11 But Mary stood weeping outside the tomb, and as she wept she stooped to look into the tomb. 12 And she saw two angels in white, sitting where the body of Jesus had lain, one at the head and one at the feet. 13 They said to her, “Woman, why are you weeping?” She said to them, “They have taken away my Lord, and I do not know where they have laid him.” 14 Having said this, she turned around and saw Jesus standing, but she did not know that it was Jesus. 15 Jesus said to her, “Woman, why are you weeping? Whom are you seeking?” Supposing him to be the gardener, she said to him, “Sir, if you have carried him away, tell me where you have laid him, and I will take him away.” 16 Jesus said to her, “Mary.” She turned and said to him in Aramaic,[b] “Rabboni!” (which means Teacher). 17 Jesus said to her, “Do not cling to me, for I have not yet ascended to the Father; but go to my brothers and say to them, ‘I am ascending to my Father and your Father, to my God and your God.’” 18 Mary Magdalene went and announced to the disciples, “I have seen the Lord”—and that he had said these things to her.
The Story Behind In The Garden
Here is the account of how this beautiful hymn was written from the hymn writer, C. Austin Miles, himself, “One day in April 1912, I was seated in the dark room where I kept my photographic equipment, and also my organ. I drew my Bible toward me and it opened at my favorite book and chapter, John chapter twenty. I don’t know if this was by chance or by the work of the Holy Spirit. I will let you the reader decide. That story of Jesus and Mary in John 20 had lost none of its power and charm.

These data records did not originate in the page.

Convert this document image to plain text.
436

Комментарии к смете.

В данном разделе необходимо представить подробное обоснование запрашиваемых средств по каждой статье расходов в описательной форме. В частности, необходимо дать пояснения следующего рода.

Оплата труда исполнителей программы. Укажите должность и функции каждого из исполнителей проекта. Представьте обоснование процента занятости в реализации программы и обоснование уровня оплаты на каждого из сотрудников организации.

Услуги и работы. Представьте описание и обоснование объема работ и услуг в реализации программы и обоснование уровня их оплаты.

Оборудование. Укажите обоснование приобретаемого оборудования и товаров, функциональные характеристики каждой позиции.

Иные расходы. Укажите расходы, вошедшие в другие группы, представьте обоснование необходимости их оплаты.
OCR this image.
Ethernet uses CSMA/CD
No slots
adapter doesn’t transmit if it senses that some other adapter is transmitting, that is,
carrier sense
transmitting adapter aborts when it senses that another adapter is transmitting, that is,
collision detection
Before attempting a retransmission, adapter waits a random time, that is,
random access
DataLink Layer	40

It was though I was in a trance, as I read it that day, I seemed to be part of the scene. I became a silent witness to that dramatic moment in Mary’s life when she knelt before her Lord and cried, “Rabboni”. I rested my hands on the open Bible, as I stared at the light blue wall. As the light faded, I seemed to be standing at the entrance of a garden, looking down a gently winding path, shaded by olive branches. A woman in white, with head, bowed, hand clasping her throat, as if to choke back her sobs, walked slowly into the shadows. It was Mary. As she came unto the tomb, upon which she placed her hand, she bent over to look in and ran away.
John, in a flowing robe, appeared looking at the tomb. Then came Peter, who entered the tomb, followed slowly by John. As they departed, Mary reappeared leaning her head upon her arm at the tomb, she wept. Turning herself, she saw Jesus standing there, so did I. I knew it was He. She knelt before Him, with arms outstretched, and looking into His face cried, “Rabboni”.
I awakened in sunlight, gripping my Bible with my muscles tense, and nerves vibrating, under the inspiration of the Holy Spirit. I wrote as quickly as the words could be formed the lyrics exactly as it is sung today. That same evening, I wrote the tune. It is sung today as it was written in 1912.”